Lumbar Puncture – This procedure withdraws spinal fluid from the lower back by the use of a very fine needle. The small amount of fluid obtained is allowed to drip out slowly and this fluid is sent to the laboratory for testing. Pressure within the system may also be tested at this time.

Malignant – This describes a tumour that tends to grow quickly and may spread to surrounding tissue.

MRI Scan – Magnetic Resonance Imaging Scan that produces a picture of organs and tissue of the body through the use of a magnet and radio waves.

Nystagmus – The eye moves in a continuous beating or jerking movement over which the patient is unable to control. Nystagmus may signify problems in the area of the brain stem or cerebellum.

Oedema – An excessive amount of fluid. Brain tumours may affect the blood vessels in their vicinity allowing extra fluid to seep into normal tissue.

Palliative – Relieving symptoms and easing suffering when the option of curative treatment does not exist.

Papillodema – Swelling of the optic nerve usually caused by pressure. This can be seen during an eye examination and may be associated with the presence of a brain tumour.

Paralysis – The complete lack of function of specific muscle groups.

Paraplegia – Paralysis of legs only.

Peripheral Nerve System – This comprises the nerves of the body not including the brain and spinal cord.

Pituitary Gland – A gland situated at the base of the brain that controls the function of many other glands.

Posterior Fossa Syndrome (Cerebella Mutism) – Posterior Fossa Syndrome and Cerebella Mutism are often used interchangeably. This may occur in children after surgical resection of a posterior fossa tumour including medulloblastomas, ependymomas and astrocytoma’s. After surgery, patients may develop specific neurological deficits including the inability to speak, emotional mood swings, difficulty swallowing and hemiparesis. The signs and symptoms always develop within the first week of surgery and may take months to resolve.

Primary – The original site of the tumour.

Prognosis – The outlook or expected outcome of a disease or treatment.

Pulmonary Function Tests (PFTs) – Pulmonary function tests are a group of tests that measure how well the lungs take in and release air and how well they move gases such as oxygen from the atmosphere into the body’s circulation.

Radiotherapy – This is the use of invisible high beam radiation waves to kill cancer cells.

Remission – Complete disappearance of the signs and symptoms of a tumour in response to treatment.

Resection – The surgical removal of a tumour.

Seizure – A sudden and intense fit with convulsions where a person may fall, breathe heavily and become incontinent OR an interruption of consciousness where the person becomes unresponsive and appears ‘blank’ or ‘staring’.
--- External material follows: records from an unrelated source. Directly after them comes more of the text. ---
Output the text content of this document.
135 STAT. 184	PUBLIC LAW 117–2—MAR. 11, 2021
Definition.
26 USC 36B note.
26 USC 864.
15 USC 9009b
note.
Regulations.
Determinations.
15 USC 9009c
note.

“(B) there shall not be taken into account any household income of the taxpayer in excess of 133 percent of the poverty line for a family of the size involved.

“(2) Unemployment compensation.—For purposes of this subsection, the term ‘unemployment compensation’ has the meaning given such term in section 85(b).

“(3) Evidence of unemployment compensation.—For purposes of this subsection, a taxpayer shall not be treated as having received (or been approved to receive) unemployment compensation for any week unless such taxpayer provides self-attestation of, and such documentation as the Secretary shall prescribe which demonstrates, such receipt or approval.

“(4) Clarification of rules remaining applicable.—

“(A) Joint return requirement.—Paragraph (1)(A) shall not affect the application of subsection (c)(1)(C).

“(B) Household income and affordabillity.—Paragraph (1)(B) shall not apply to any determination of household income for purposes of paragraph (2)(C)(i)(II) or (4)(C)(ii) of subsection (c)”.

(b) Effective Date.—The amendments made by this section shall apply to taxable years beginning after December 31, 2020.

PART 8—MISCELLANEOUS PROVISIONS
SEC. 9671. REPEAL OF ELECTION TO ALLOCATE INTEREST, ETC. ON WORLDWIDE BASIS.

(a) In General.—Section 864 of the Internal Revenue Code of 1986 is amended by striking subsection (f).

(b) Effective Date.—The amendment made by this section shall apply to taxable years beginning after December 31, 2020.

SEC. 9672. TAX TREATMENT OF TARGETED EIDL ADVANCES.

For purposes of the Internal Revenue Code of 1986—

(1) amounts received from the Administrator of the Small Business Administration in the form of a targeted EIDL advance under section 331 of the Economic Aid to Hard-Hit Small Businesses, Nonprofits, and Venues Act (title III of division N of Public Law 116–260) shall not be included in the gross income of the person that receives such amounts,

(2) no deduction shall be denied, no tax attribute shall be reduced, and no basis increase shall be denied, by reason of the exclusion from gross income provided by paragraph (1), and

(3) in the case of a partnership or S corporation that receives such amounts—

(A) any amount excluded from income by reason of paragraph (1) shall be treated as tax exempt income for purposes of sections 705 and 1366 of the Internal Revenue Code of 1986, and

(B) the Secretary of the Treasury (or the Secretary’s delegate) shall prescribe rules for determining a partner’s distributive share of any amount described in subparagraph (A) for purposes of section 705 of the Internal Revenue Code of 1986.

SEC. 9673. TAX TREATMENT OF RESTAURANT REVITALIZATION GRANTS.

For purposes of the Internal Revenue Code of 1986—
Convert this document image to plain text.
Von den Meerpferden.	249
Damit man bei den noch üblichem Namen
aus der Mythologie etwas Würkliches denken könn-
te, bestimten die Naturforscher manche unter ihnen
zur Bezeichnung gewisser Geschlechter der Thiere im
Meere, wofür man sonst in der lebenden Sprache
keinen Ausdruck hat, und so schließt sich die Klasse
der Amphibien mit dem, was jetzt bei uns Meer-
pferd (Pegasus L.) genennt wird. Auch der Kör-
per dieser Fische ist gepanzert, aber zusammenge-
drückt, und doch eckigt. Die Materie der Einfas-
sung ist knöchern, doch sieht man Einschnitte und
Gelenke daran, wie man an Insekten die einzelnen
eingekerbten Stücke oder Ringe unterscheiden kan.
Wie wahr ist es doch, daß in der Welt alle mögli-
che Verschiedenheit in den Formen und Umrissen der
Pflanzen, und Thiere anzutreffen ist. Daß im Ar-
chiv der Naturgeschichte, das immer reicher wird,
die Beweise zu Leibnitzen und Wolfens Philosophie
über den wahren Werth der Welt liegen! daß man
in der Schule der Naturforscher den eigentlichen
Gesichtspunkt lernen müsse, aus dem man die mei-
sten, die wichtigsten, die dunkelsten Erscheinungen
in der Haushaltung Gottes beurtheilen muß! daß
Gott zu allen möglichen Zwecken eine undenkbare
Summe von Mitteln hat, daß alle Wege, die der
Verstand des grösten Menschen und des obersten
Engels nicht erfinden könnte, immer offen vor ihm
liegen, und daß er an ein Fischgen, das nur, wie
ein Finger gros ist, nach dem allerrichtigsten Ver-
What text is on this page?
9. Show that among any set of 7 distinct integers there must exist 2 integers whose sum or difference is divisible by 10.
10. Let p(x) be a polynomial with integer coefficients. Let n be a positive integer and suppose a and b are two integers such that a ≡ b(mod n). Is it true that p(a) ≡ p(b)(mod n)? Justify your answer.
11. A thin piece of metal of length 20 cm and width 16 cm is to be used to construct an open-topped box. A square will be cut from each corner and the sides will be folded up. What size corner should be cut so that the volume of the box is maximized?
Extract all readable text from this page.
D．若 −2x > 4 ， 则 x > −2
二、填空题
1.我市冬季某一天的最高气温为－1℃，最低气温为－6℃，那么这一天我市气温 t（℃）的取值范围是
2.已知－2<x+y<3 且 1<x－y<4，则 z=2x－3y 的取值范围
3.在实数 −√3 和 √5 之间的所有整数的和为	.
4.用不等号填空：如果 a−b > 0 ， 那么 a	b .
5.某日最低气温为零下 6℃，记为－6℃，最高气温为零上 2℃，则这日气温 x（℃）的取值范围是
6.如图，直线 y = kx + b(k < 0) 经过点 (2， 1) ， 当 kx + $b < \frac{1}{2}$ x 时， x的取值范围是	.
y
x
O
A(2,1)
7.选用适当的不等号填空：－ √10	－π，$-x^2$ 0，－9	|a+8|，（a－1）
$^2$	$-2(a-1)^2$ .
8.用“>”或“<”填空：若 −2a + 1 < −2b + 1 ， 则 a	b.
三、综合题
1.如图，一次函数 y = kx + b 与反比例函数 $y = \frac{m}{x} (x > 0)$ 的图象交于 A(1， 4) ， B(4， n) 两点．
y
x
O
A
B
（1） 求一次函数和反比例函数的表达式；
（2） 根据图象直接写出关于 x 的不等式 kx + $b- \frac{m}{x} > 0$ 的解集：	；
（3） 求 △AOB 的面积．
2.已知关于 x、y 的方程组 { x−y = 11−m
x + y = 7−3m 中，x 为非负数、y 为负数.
Stem Cell Harvest – The harvesting involves daily sub-cutaneous injections of G-CSF, an enzyme that triggers in the bone marrow a response to produce more cells. This triggered response is so constant and so frequent that the stem cells so produced are forced out into the blood stream and on the day they reach a certain count level they are removed from the patient by apheresis – spinning off the stem cells in a process that allows the remaining cells to be returned to the patient. These cells may then be frozen in liquid nitrogen in a laboratory and be returned to the patient as an autologous stem cell transplant following treatment.

Stem Cell Transplant – Autologous (Re-infusion)—Stem cells are transplanted into a person after chemotherapy or radiation therapy destroys the stem cells in the bone marrow. Autologous stem cell transplant: the person themselves provides the stem cells before they receive the high dose treatment.

Stereotaxis – A method used to accurately find specific areas within the brain, using a special frame, computer program and CT images.

Subtotal resection – Removal of the majority but not all of the tumour.

Ventricles – Small fluid filled cavities within the brain. The site of production of cerebrospinal fluid.

Ventriculo-Peritoneal (VP) Shunt – A plastic catheter with a reservoir, inserted into the ventricles of the brain and used to divert cerebrospinal fluid from the ventricles to the abdominal cavity. This may be used in order for excess fluid to drain away.